Corn, beans down on Europe jitters

BY: Dan Piller
Commodity markets already looking ahead to tomorrow’s U.S. Department of Agriculture supply and demand report were made more nervous by Greece’s threat to withdraw from the EU, which has knocked down corn prices 9 cents per bushel to $6.14 for the July contract and 9 cents to $5.18 per bushel for the new crop December contract.
For most of 2011 farmers could get $6 per bushel or more for corn. The December price foretells a drop in price of $1 per bushel or more for this  year’s corn crop.
Soybeans are under pressure, too, with the July contract down 11 cents per bushel to $14.27 and the new crop November contract off 9 cents per bushel to $13.32.
Des Moines commodity trader Garrett Toay said there are “”continued concerns over Eurozone issues and possible exit of Greece from the EU.”
The European  crisis impacts agriculture because it not only weakens the economies in the Third World but drives up the value of the U.S. dollar, making exports of American commodities more expensive.

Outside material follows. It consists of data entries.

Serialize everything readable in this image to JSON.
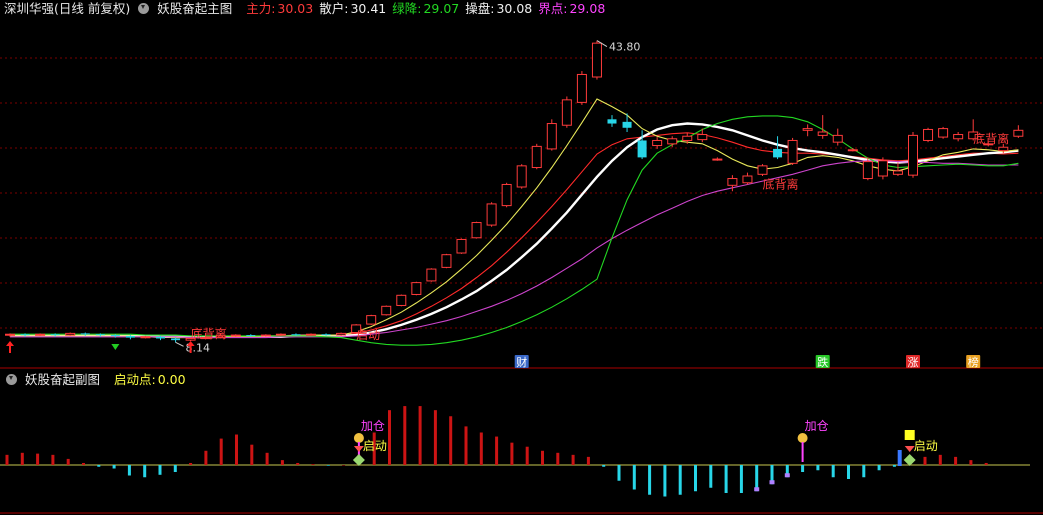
{
  "main_header": {
    "title": "深圳华强(日线 前复权)",
    "indicator": "妖股奋起主图",
    "legend": [
      {
        "label": "主力:",
        "value": "30.03",
        "color": "#ff3b3b"
      },
      {
        "label": "散户:",
        "value": "30.41",
        "color": "#f0f0f0"
      },
      {
        "label": "绿降:",
        "value": "29.07",
        "color": "#22d822"
      },
      {
        "label": "操盘:",
        "value": "30.08",
        "color": "#f0f0f0"
      },
      {
        "label": "界点:",
        "value": "29.08",
        "color": "#ff44ff"
      }
    ]
  },
  "sub_header": {
    "indicator": "妖股奋起副图",
    "legend": [
      {
        "label": "启动点:",
        "value": "0.00",
        "color": "#ffff44"
      }
    ]
  },
  "colors": {
    "up": "#ff3b3b",
    "down": "#28d6e8",
    "white": "#ffffff",
    "yellow": "#e8e85a",
    "red": "#ff2a2a",
    "magenta": "#cc44cc",
    "green": "#22d822",
    "grid": "#7a0000"
  },
  "chart_data": [
    {
      "type": "candlestick",
      "ylim": [
        7.0,
        46.0
      ],
      "high_label": "43.80",
      "low_label": "8.14",
      "candles": [
        [
          0,
          9.0,
          9.1,
          8.8,
          9.2
        ],
        [
          1,
          9.1,
          9.0,
          8.8,
          9.2
        ],
        [
          2,
          9.0,
          9.1,
          8.9,
          9.2
        ],
        [
          3,
          9.1,
          9.0,
          8.8,
          9.2
        ],
        [
          4,
          9.0,
          9.2,
          8.9,
          9.3
        ],
        [
          5,
          9.2,
          9.1,
          8.9,
          9.3
        ],
        [
          6,
          9.1,
          9.0,
          8.8,
          9.2
        ],
        [
          7,
          9.0,
          8.9,
          8.7,
          9.1
        ],
        [
          8,
          8.9,
          8.7,
          8.5,
          9.0
        ],
        [
          9,
          8.7,
          8.8,
          8.6,
          8.9
        ],
        [
          10,
          8.8,
          8.6,
          8.4,
          8.9
        ],
        [
          11,
          8.6,
          8.4,
          8.14,
          8.7
        ],
        [
          12,
          8.4,
          8.6,
          8.3,
          8.7
        ],
        [
          13,
          8.6,
          8.7,
          8.5,
          8.8
        ],
        [
          14,
          8.7,
          8.9,
          8.6,
          9.0
        ],
        [
          15,
          8.9,
          9.0,
          8.8,
          9.1
        ],
        [
          16,
          9.0,
          8.9,
          8.8,
          9.1
        ],
        [
          17,
          8.9,
          9.0,
          8.8,
          9.1
        ],
        [
          18,
          9.0,
          9.1,
          8.9,
          9.2
        ],
        [
          19,
          9.1,
          9.0,
          8.9,
          9.2
        ],
        [
          20,
          9.0,
          9.1,
          8.9,
          9.2
        ],
        [
          21,
          9.1,
          9.0,
          8.9,
          9.2
        ],
        [
          22,
          9.0,
          9.2,
          8.9,
          9.3
        ],
        [
          23,
          9.3,
          10.2,
          9.2,
          10.3
        ],
        [
          24,
          10.3,
          11.3,
          10.2,
          11.4
        ],
        [
          25,
          11.4,
          12.4,
          11.3,
          12.5
        ],
        [
          26,
          12.5,
          13.7,
          12.4,
          13.8
        ],
        [
          27,
          13.8,
          15.2,
          13.7,
          15.3
        ],
        [
          28,
          15.4,
          16.8,
          15.3,
          16.9
        ],
        [
          29,
          17.0,
          18.5,
          16.9,
          18.6
        ],
        [
          30,
          18.7,
          20.3,
          18.6,
          20.4
        ],
        [
          31,
          20.5,
          22.3,
          20.4,
          22.4
        ],
        [
          32,
          22.0,
          24.5,
          21.8,
          24.7
        ],
        [
          33,
          24.3,
          26.8,
          24.1,
          27.0
        ],
        [
          34,
          26.5,
          29.0,
          26.3,
          29.2
        ],
        [
          35,
          28.8,
          31.3,
          28.6,
          31.6
        ],
        [
          36,
          31.0,
          34.0,
          30.8,
          34.5
        ],
        [
          37,
          33.8,
          36.8,
          33.5,
          37.2
        ],
        [
          38,
          36.5,
          39.8,
          36.2,
          40.2
        ],
        [
          39,
          39.5,
          43.5,
          39.2,
          43.8
        ],
        [
          40,
          34.5,
          34.0,
          33.6,
          35.0
        ],
        [
          41,
          34.2,
          33.5,
          33.0,
          35.2
        ],
        [
          42,
          32.0,
          30.0,
          29.8,
          33.2
        ],
        [
          43,
          31.4,
          32.0,
          31.0,
          32.4
        ],
        [
          44,
          31.6,
          32.2,
          31.2,
          32.5
        ],
        [
          45,
          32.0,
          32.5,
          31.6,
          32.9
        ],
        [
          46,
          32.1,
          32.7,
          31.8,
          33.4
        ],
        [
          47,
          29.8,
          29.8,
          29.6,
          30.0
        ],
        [
          48,
          26.7,
          27.5,
          26.0,
          27.9
        ],
        [
          49,
          27.0,
          27.8,
          26.8,
          28.2
        ],
        [
          50,
          28.0,
          29.0,
          27.8,
          29.2
        ],
        [
          51,
          31.0,
          30.0,
          29.8,
          32.5
        ],
        [
          52,
          29.3,
          32.0,
          29.1,
          32.3
        ],
        [
          53,
          33.2,
          33.4,
          32.5,
          33.9
        ],
        [
          54,
          32.6,
          33.0,
          32.2,
          35.0
        ],
        [
          55,
          31.8,
          32.6,
          31.4,
          33.4
        ],
        [
          56,
          30.9,
          30.9,
          30.7,
          31.1
        ],
        [
          57,
          27.5,
          29.5,
          27.3,
          30.0
        ],
        [
          58,
          27.8,
          29.6,
          27.4,
          30.0
        ],
        [
          59,
          28.0,
          28.4,
          27.8,
          29.4
        ],
        [
          60,
          27.9,
          32.6,
          27.6,
          33.0
        ],
        [
          61,
          32.0,
          33.3,
          31.8,
          33.5
        ],
        [
          62,
          32.4,
          33.4,
          32.2,
          33.6
        ],
        [
          63,
          32.2,
          32.7,
          31.9,
          33.0
        ],
        [
          64,
          32.2,
          33.0,
          32.0,
          34.5
        ],
        [
          65,
          31.5,
          31.6,
          31.3,
          31.9
        ],
        [
          66,
          30.8,
          31.2,
          30.5,
          31.6
        ],
        [
          67,
          32.5,
          33.2,
          32.3,
          33.8
        ]
      ],
      "series": [
        {
          "name": "主力",
          "color": "#ff2a2a",
          "values": [
            9.0,
            9.0,
            9.0,
            9.0,
            9.0,
            9.0,
            9.0,
            9.0,
            8.9,
            8.9,
            8.8,
            8.7,
            8.7,
            8.7,
            8.8,
            8.8,
            8.9,
            8.9,
            8.9,
            9.0,
            9.0,
            9.0,
            9.0,
            9.2,
            9.6,
            10.1,
            10.7,
            11.5,
            12.4,
            13.4,
            14.5,
            15.8,
            17.2,
            18.8,
            20.5,
            22.3,
            24.2,
            26.2,
            28.3,
            30.4,
            31.5,
            32.2,
            32.4,
            32.6,
            32.8,
            32.9,
            32.7,
            32.3,
            31.8,
            31.2,
            30.8,
            30.6,
            30.5,
            30.5,
            30.4,
            30.3,
            30.1,
            29.9,
            29.7,
            29.6,
            29.7,
            29.9,
            30.1,
            30.3,
            30.5,
            30.5,
            30.4,
            30.5
          ]
        },
        {
          "name": "散户",
          "color": "#ffffff",
          "values": [
            8.9,
            8.9,
            8.9,
            8.9,
            8.9,
            8.9,
            8.9,
            8.9,
            8.9,
            8.9,
            8.8,
            8.8,
            8.8,
            8.8,
            8.8,
            8.8,
            8.8,
            8.8,
            8.8,
            8.9,
            8.9,
            8.9,
            8.9,
            9.0,
            9.3,
            9.7,
            10.2,
            10.8,
            11.5,
            12.3,
            13.2,
            14.2,
            15.4,
            16.7,
            18.2,
            19.8,
            21.6,
            23.5,
            25.6,
            27.7,
            29.6,
            31.2,
            32.4,
            33.3,
            33.8,
            34.0,
            33.9,
            33.6,
            33.2,
            32.6,
            32.0,
            31.5,
            31.1,
            30.8,
            30.6,
            30.3,
            30.0,
            29.7,
            29.5,
            29.4,
            29.5,
            29.7,
            29.9,
            30.1,
            30.3,
            30.5,
            30.6,
            30.8
          ]
        },
        {
          "name": "操盘",
          "color": "#e8e85a",
          "values": [
            8.9,
            8.9,
            8.9,
            8.9,
            8.9,
            8.9,
            8.9,
            8.9,
            8.9,
            8.8,
            8.8,
            8.7,
            8.7,
            8.7,
            8.7,
            8.8,
            8.8,
            8.9,
            8.9,
            8.9,
            9.0,
            9.0,
            9.0,
            9.4,
            10.0,
            10.8,
            11.7,
            12.8,
            14.0,
            15.3,
            16.8,
            18.4,
            20.2,
            22.1,
            24.2,
            26.4,
            28.8,
            31.4,
            34.1,
            36.9,
            36.0,
            35.0,
            33.4,
            32.5,
            32.0,
            31.8,
            31.6,
            30.8,
            29.8,
            29.0,
            28.6,
            28.8,
            29.3,
            30.0,
            30.2,
            30.0,
            29.6,
            29.0,
            28.6,
            28.4,
            28.9,
            29.6,
            30.3,
            30.6,
            31.0,
            30.9,
            30.7,
            30.9
          ]
        },
        {
          "name": "界点",
          "color": "#cc44cc",
          "values": [
            8.8,
            8.8,
            8.8,
            8.8,
            8.8,
            8.8,
            8.8,
            8.8,
            8.8,
            8.8,
            8.8,
            8.8,
            8.7,
            8.7,
            8.7,
            8.7,
            8.7,
            8.7,
            8.8,
            8.8,
            8.8,
            8.8,
            8.8,
            8.9,
            9.1,
            9.3,
            9.6,
            9.9,
            10.3,
            10.7,
            11.2,
            11.8,
            12.4,
            13.1,
            13.9,
            14.8,
            15.8,
            16.9,
            18.0,
            19.3,
            20.4,
            21.4,
            22.3,
            23.2,
            24.0,
            24.8,
            25.5,
            26.0,
            26.4,
            26.8,
            27.2,
            27.6,
            28.0,
            28.5,
            29.0,
            29.3,
            29.5,
            29.6,
            29.6,
            29.5,
            29.4,
            29.4,
            29.3,
            29.3,
            29.2,
            29.1,
            29.1,
            29.1
          ]
        },
        {
          "name": "绿降",
          "color": "#22d822",
          "values": [
            9.1,
            9.1,
            9.1,
            9.1,
            9.1,
            9.1,
            9.1,
            9.1,
            9.1,
            9.0,
            9.0,
            9.0,
            8.9,
            8.9,
            8.9,
            8.9,
            8.9,
            8.9,
            8.9,
            8.9,
            8.9,
            8.8,
            8.7,
            8.4,
            8.1,
            7.9,
            7.8,
            7.8,
            7.9,
            8.1,
            8.4,
            8.8,
            9.3,
            9.9,
            10.6,
            11.4,
            12.3,
            13.3,
            14.4,
            15.6,
            20.5,
            25.0,
            28.5,
            30.5,
            31.5,
            32.3,
            33.3,
            34.0,
            34.5,
            34.8,
            34.9,
            34.9,
            34.7,
            34.2,
            33.3,
            32.2,
            31.0,
            29.9,
            29.1,
            28.8,
            28.9,
            29.0,
            29.1,
            29.2,
            29.1,
            29.0,
            29.0,
            29.3
          ]
        }
      ],
      "annotations": [
        {
          "i": 0,
          "text": "",
          "kind": "up-arrow"
        },
        {
          "i": 7,
          "text": "",
          "kind": "down-triangle"
        },
        {
          "i": 12,
          "text": "",
          "kind": "up-arrow"
        },
        {
          "i": 12,
          "text": "底背离",
          "kind": "label",
          "price": 9.1
        },
        {
          "i": 23,
          "text": "启动",
          "kind": "label",
          "price": 9.0
        },
        {
          "i": 50,
          "text": "底背离",
          "kind": "label",
          "price": 26.8
        },
        {
          "i": 64,
          "text": "底背离",
          "kind": "label",
          "price": 32.2
        }
      ],
      "bottom_tags": [
        {
          "i": 34,
          "text": "财",
          "bg": "#3a68c8",
          "fg": "#ffffff"
        },
        {
          "i": 54,
          "text": "跌",
          "bg": "#28c828",
          "fg": "#ffffff"
        },
        {
          "i": 60,
          "text": "涨",
          "bg": "#e02828",
          "fg": "#ffffff"
        },
        {
          "i": 64,
          "text": "榜",
          "bg": "#e8a020",
          "fg": "#ffffff"
        }
      ]
    },
    {
      "type": "bar",
      "ylim": [
        -1.0,
        1.6
      ],
      "values": [
        0.25,
        0.3,
        0.28,
        0.25,
        0.15,
        0.05,
        -0.05,
        -0.1,
        -0.3,
        -0.35,
        -0.28,
        -0.2,
        0.05,
        0.35,
        0.65,
        0.75,
        0.5,
        0.3,
        0.12,
        0.05,
        0.02,
        -0.02,
        0.0,
        0.25,
        0.8,
        1.35,
        1.45,
        1.45,
        1.35,
        1.2,
        0.95,
        0.8,
        0.7,
        0.55,
        0.45,
        0.35,
        0.3,
        0.25,
        0.2,
        -0.05,
        -0.45,
        -0.7,
        -0.85,
        -0.9,
        -0.85,
        -0.75,
        -0.65,
        -0.8,
        -0.8,
        -0.75,
        -0.55,
        -0.35,
        -0.2,
        -0.15,
        -0.35,
        -0.4,
        -0.35,
        -0.15,
        -0.05,
        0.15,
        0.2,
        0.25,
        0.2,
        0.12,
        0.05
      ],
      "bar_start": 0,
      "annotations": [
        {
          "i": 23,
          "text": "加仓",
          "kind": "label-top"
        },
        {
          "i": 23,
          "text": "启动",
          "kind": "label-side"
        },
        {
          "i": 52,
          "text": "加仓",
          "kind": "label-top"
        },
        {
          "i": 59,
          "text": "启动",
          "kind": "label-side"
        }
      ]
    }
  ]
}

The grain trade is worried that the USDA will report a big jump tomorrow in corn surplus stocks, based on the anticipated huge crop farmers in Iowa and elsewhere in the corn belt are finishing putting in the ground.
Bryce Knorr of Farm Futures Magazine summarized traders’ concerns about the U.S. Department of Agriculture report out tomorrow morning, saying “there is agreement that the agency will report a huge new crop carryout number; we’re at 1.6 billion bushels, with the average trade guess about 1.7 billion.”
That number would be at least double and almost triple the average carryouts of surplus corn since mid-2010, when a surge in world demand combined with short crops in the U.S. and central Asia caused a doubling of corn prices.
Toay said “there doesn’t appear to be any major concern for US weather with showers possible for the northwest corn belt this weekend.”
John Sanow of DTN in Omaha said “the action in outside markets — sharply higher dollar, lower crude oil and DJIA — could see long-liquidation activity gain momentum with additional pressure coming from the continued collapse in soybeans.”